We have a few characters with accents in our strings, so along with counting the length of characters of the string, I’d also like to count number of bytes in the string.

You can do this with a Python REPL and the len function, which (for reasons I’m not bothered to get into) counts the number of bytes in a string by default. I’ve actually been using it this entire time to count, but applying a decode function to the string for it to only count the characters, which looks like this: len('sedmdesát'.decode('utf-8')).

Finally, here’s the table with all the languages’ score in characters and bytes.

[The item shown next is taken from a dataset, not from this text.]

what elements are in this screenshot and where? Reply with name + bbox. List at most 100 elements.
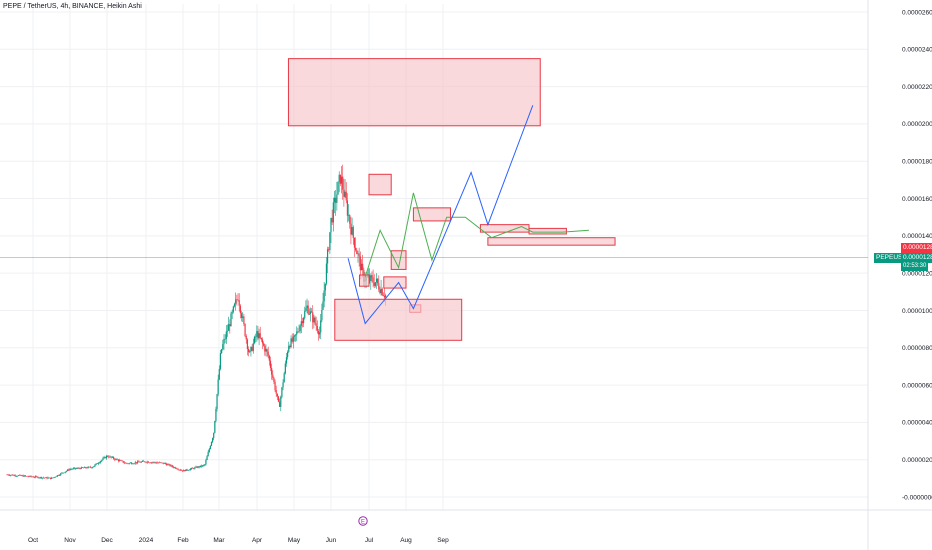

Language Number Characters Bytes
English 878,878,878 114 114
French 499,499,499 116 116
German 797,797,797 105 105
Finnish 888,888,888 136 139
Welsh 444,444,446 102 102
Czech 919,919,919 76 84

Admittedly, there’s pretty much no difference,(7) but we can now be confident that Czech is the “Language with the Best Counting (along with all the other languages who count just as good, but this one has the shortest string length in our scoring system)”.

(7) It would be a different story if we included languages with characters always above one byte, like Japanese or Korean.